Pan Zebang, Wen Guilin, Tan Zhao, Yin Shan, Hu Xiaoyan
State Key Laboratory of Advanced Design and Manufacturing for Vehicle Body, Hunan University, Changsha, Hunan, China.
School of Mechanical Engineering, Yanshan University, Qinhuangdao, Hebei, China.
Front Neurorobot. 2022 Dec 13;16:1012427. doi: 10.3389/fnbot.2022.1012427. eCollection 2022.

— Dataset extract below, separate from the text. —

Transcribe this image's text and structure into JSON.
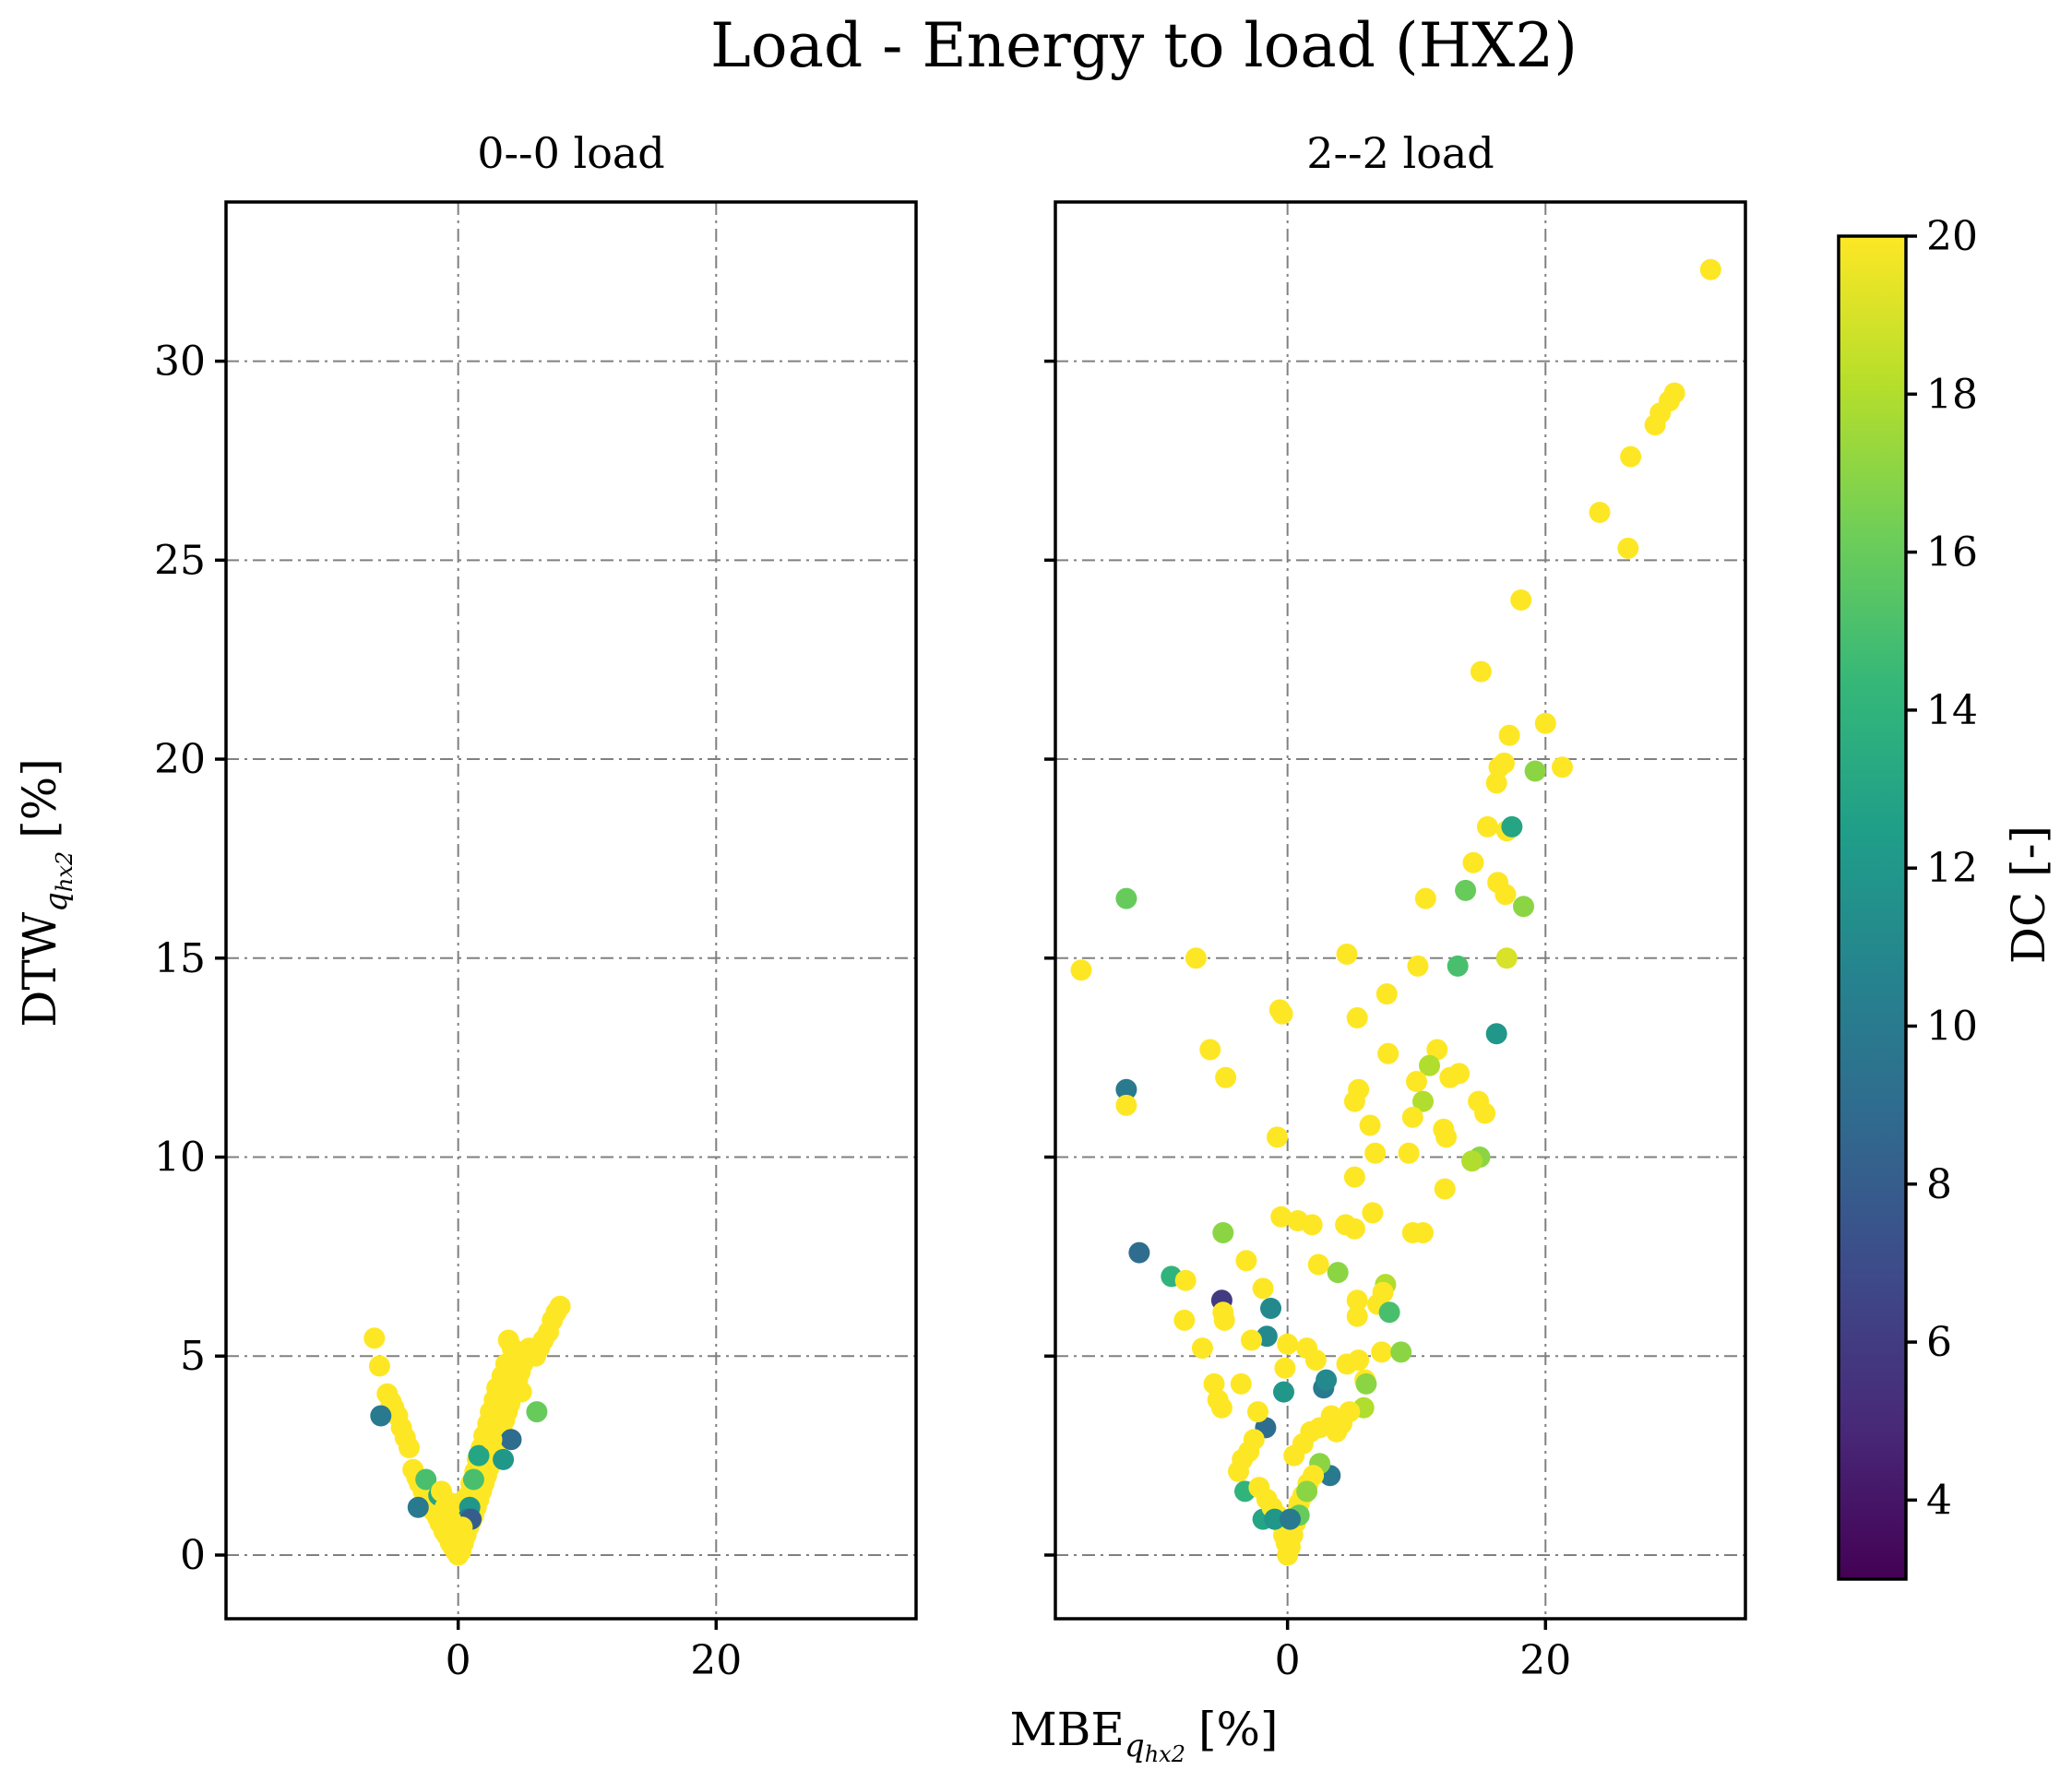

The atypical Markov decision processes (MDPs) are decision-making for maximizing the immediate returns in only one state transition. Many complex dynamic problems can be regarded as the atypical MDPs, e.g., football trajectory control, approximations of the compound Poincaré maps, and parameter identification. However, existing deep reinforcement learning (RL) algorithms are designed to maximize long-term returns, causing a waste of computing resources when applied in the atypical MDPs. These existing algorithms are also limited by the estimation error of the value function, leading to a poor policy. To solve such limitations, this paper proposes an immediate-return algorithm for the atypical MDPs with continuous action space by designing an unbiased and low variance target Q-value and a simplified network framework. Then, two examples of atypical MDPs considering the uncertainty are presented to illustrate the performance of the proposed algorithm, i.e., passing the football to a moving player and chipping the football over the human wall. Compared with the existing deep RL algorithms, such as deep deterministic policy gradient and proximal policy optimization, the proposed algorithm shows significant advantages in learning efficiency, the effective rate of control, and computing resource usage.
非典型马尔可夫决策过程(MDP)是仅在一次状态转移中最大化即时回报的决策方法。许多复杂的动态问题都可以被视为非典型MDP,例如足球轨迹控制、复合庞加莱映射的近似以及参数识别。然而,现有的深度强化学习(RL)算法旨在最大化长期回报,在应用于非典型MDP时会造成计算资源的浪费。这些现有算法还受到价值函数估计误差的限制,导致策略不佳。为了解决这些局限性,本文通过设计一个无偏且低方差的目标Q值和一个简化的网络框架,提出了一种用于具有连续动作空间的非典型MDP的即时回报算法。然后,给出了两个考虑不确定性的非典型MDP示例,以说明所提算法的性能,即把足球传给移动的球员以及将足球踢过人墙。与现有的深度RL算法,如深度确定性策略梯度和近端策略优化相比,所提算法在学习效率、控制有效率和计算资源使用方面显示出显著优势。